By Garth Paulson

Poetry and Airplanes, by Danish singer-songwriter Teitur, is a powerful reminder not to judge an album by its cover. I’ll admit I was sucked in by the dark, ominous-looking artwork, reminiscent of both Mule Variations and Alice by Tom Waits. I thought I would be treated, at the very least, to a band trying their best to sound as weird and seedy as Waits.

Alas, that was not the case.

It quickly became evident after the first few notes of the album-opening "Sleeping with the Lights On" that the cover photo and the material didn’t exactly go well together. Instead of Waitsian wonder, Poetry and Airplanes is composed of bittersweet love ballads that would easily find themselves at home on any soft-rock radio station.

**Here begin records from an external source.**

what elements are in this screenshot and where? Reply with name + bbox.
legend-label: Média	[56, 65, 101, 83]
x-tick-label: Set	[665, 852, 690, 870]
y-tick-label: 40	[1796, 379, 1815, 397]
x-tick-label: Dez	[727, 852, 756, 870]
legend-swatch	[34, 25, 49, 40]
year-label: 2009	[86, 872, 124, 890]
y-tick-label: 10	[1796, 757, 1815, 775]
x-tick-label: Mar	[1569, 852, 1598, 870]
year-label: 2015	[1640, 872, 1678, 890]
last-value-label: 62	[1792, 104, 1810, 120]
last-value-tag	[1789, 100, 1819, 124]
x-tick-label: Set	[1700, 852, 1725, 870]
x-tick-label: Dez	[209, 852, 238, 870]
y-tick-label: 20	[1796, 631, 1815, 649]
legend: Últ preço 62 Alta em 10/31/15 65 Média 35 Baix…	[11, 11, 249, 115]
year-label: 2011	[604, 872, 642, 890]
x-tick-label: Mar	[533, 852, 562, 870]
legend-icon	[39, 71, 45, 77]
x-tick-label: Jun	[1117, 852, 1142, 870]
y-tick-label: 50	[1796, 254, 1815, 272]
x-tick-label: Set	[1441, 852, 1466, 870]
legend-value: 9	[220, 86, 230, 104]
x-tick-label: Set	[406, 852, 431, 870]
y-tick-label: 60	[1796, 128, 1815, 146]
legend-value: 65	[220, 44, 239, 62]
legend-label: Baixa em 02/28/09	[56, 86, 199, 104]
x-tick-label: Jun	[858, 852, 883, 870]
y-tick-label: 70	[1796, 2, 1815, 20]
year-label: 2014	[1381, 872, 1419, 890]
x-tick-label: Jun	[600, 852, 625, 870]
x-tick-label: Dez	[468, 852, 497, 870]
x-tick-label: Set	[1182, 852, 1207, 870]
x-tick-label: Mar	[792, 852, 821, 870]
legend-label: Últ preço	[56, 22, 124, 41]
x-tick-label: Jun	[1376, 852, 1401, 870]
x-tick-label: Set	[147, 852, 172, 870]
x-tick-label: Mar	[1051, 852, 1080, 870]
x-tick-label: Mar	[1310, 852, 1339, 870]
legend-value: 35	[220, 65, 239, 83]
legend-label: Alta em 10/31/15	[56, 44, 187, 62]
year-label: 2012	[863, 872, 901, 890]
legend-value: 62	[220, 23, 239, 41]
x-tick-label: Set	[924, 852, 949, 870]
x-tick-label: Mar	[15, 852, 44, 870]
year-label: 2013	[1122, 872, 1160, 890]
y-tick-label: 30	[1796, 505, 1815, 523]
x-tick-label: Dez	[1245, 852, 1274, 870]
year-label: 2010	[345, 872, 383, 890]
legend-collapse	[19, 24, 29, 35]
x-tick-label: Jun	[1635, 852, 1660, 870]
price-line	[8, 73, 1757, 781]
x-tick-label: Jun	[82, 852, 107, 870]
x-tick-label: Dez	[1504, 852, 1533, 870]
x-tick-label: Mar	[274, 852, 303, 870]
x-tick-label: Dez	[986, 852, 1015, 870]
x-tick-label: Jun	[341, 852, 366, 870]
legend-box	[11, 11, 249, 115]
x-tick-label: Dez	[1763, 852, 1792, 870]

That being said, there is nothing particularly wrong with Teitur. The music is arranged and played very nicely, he’s got a good voice and delivers his lyrics with emotion.

Yet, despite everything Teitur has on his side, I can’t get past how utterly safe Poetry and Airplanes sounds. Maybe it’s due to my continuous spiral into the depths of art rock elitism but this release is far too conventional for me, but don’t let my stupid musical exclusiveness stop you from enjoying an otherwise sound album.

I can’t actually call Poetry and Airplanes bad, and if you’re a fan of Ron Sexsmith you’ll likely love it.